The World of Irish Dance
The second week of April certainly brought some confusion to Philadelphia residents as thousands of young girls in bouncy wigs and vendors with everything from Celtic t-shirts to Irish sweets descended on the Kimmel Centre of Performing Arts. The 39th Oireachtas Rince na Cruinne, World Irish Dance Championships, was held for the first time in North America at the Kimmel Centre and the Marriott Hotel in downtown Philadelphia.
Over 6,000 dancers came to compete, all of whom qualified after winning top places in regional and national competitions. Dancers from Ireland, England, Scotland, Wales, Canada, United States, Mexico, Australia, New Zealand, Norway, Germany, Poland, Russia, and South Africa arrived to dance in a variety of categories of competition including solo dances, team dances which included upwards of eight dancers per team, and drama which utilizes dance as a storytelling tool. The dancers competed in several styles based on the pace of the music classified as reels, hornpipes, jigs, slip jigs and traditional dances.

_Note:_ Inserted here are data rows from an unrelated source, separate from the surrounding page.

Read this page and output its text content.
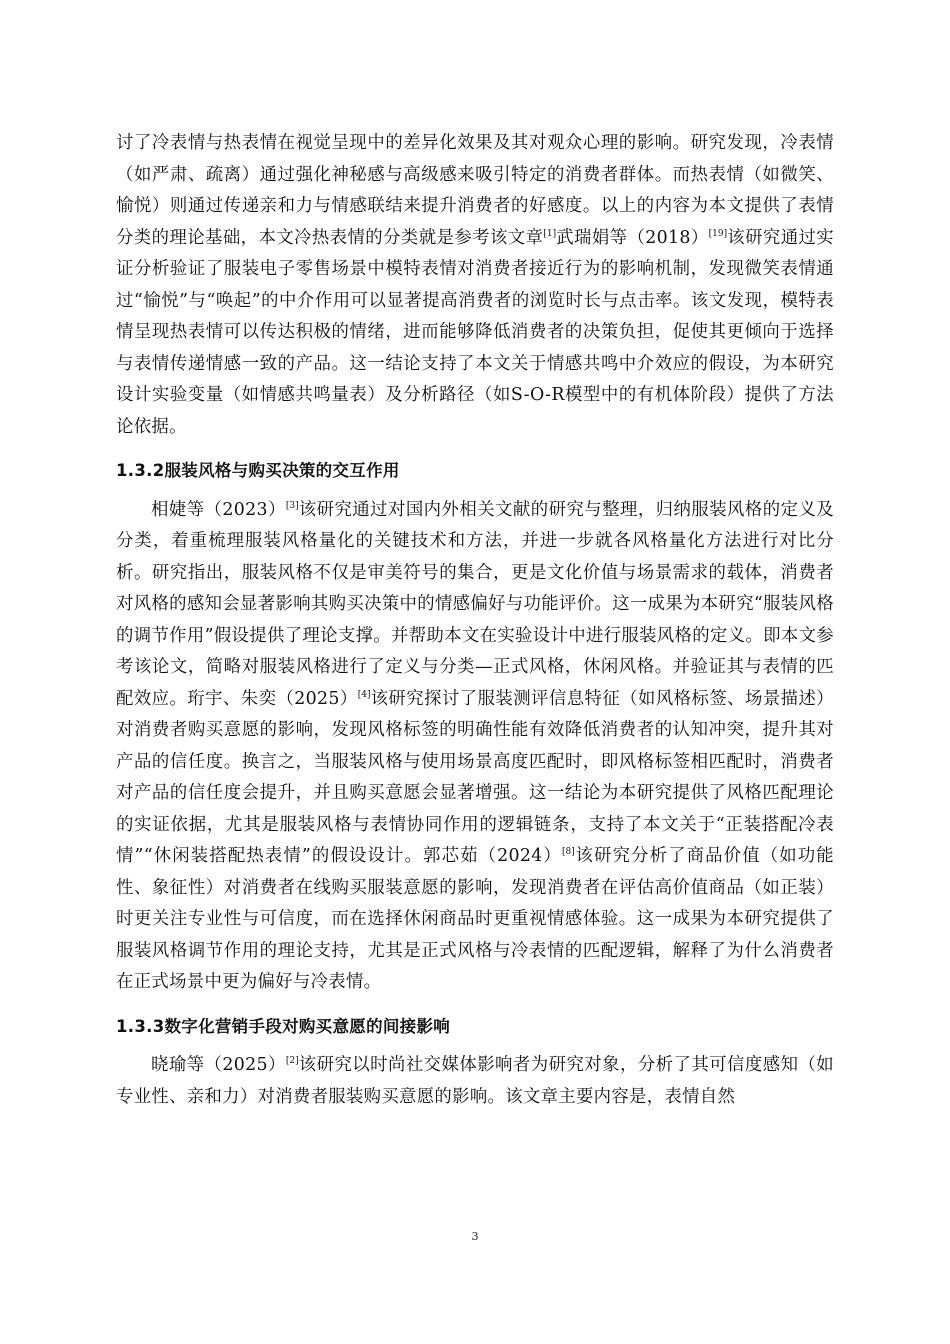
讨了冷表情与热表情在视觉呈现中的差异化效果及其对观众心理的影响。研究发现，冷表情（如严肃、疏离）通过强化神秘感与高级感来吸引特定的消费者群体。而热表情（如微笑、愉悦）则通过传递亲和力与情感联结来提升消费者的好感度。以上的内容为本文提供了表情分类的理论基础，本文冷热表情的分类就是参考该文章[1]武瑞娟等（2018）[19]该研究通过实证分析验证了服装电子零售场景中模特表情对消费者接近行为的影响机制，发现微笑表情通过“愉悦”与“唤起”的中介作用可以显著提高消费者的浏览时长与点击率。该文发现，模特表情呈现热表情可以传达积极的情绪，进而能够降低消费者的决策负担，促使其更倾向于选择与表情传递情感一致的产品。这一结论支持了本文关于情感共鸣中介效应的假设，为本研究设计实验变量（如情感共鸣量表）及分析路径（如S-O-R模型中的有机体阶段）提供了方法论依据。

1.3.2服装风格与购买决策的交互作用

相婕等（2023）[3]该研究通过对国内外相关文献的研究与整理，归纳服装风格的定义及分类，着重梳理服装风格量化的关键技术和方法，并进一步就各风格量化方法进行对比分析。研究指出，服装风格不仅是审美符号的集合，更是文化价值与场景需求的载体，消费者对风格的感知会显著影响其购买决策中的情感偏好与功能评价。这一成果为本研究“服装风格的调节作用”假设提供了理论支撑。并帮助本文在实验设计中进行服装风格的定义。即本文参考该论文，简略对服装风格进行了定义与分类—正式风格，休闲风格。并验证其与表情的匹配效应。珩宇、朱奕（2025）[4]该研究探讨了服装测评信息特征（如风格标签、场景描述）对消费者购买意愿的影响，发现风格标签的明确性能有效降低消费者的认知冲突，提升其对产品的信任度。换言之，当服装风格与使用场景高度匹配时，即风格标签相匹配时，消费者对产品的信任度会提升，并且购买意愿会显著增强。这一结论为本研究提供了风格匹配理论的实证依据，尤其是服装风格与表情协同作用的逻辑链条，支持了本文关于“正装搭配冷表情”“休闲装搭配热表情”的假设设计。郭芯茹（2024）[8]该研究分析了商品价值（如功能性、象征性）对消费者在线购买服装意愿的影响，发现消费者在评估高价值商品（如正装）时更关注专业性与可信度，而在选择休闲商品时更重视情感体验。这一成果为本研究提供了服装风格调节作用的理论支持，尤其是正式风格与冷表情的匹配逻辑，解释了为什么消费者在正式场景中更为偏好与冷表情。

1.3.3数字化营销手段对购买意愿的间接影响

晓瑜等（2025）[2]该研究以时尚社交媒体影响者为研究对象，分析了其可信度感知（如专业性、亲和力）对消费者服装购买意愿的影响。该文章主要内容是，表情自然

3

The event attracted over 20,000 fans in addition to dancers. Fans included friends, family and teachers but also a vast number of vendors who sold endless amounts of Irish-themed commodities.
The opening ceremonies on April 5th included a parade of flags representing all countries registered with An Coimisiún le Rincí Gaelacha (CLRG), the commission which organizes the competition. Philadelphia Mayor Michael Nutter was in attendance.
The World Irish Dance Championships commenced in 1970 in Colaiste Mhuire, Dublin. This year marked the first
departure to North America for the competition. The primary sponsor of the event was Chicago native Michael Flatley, who in 1975 became the first American to secure a World Irish Dance title.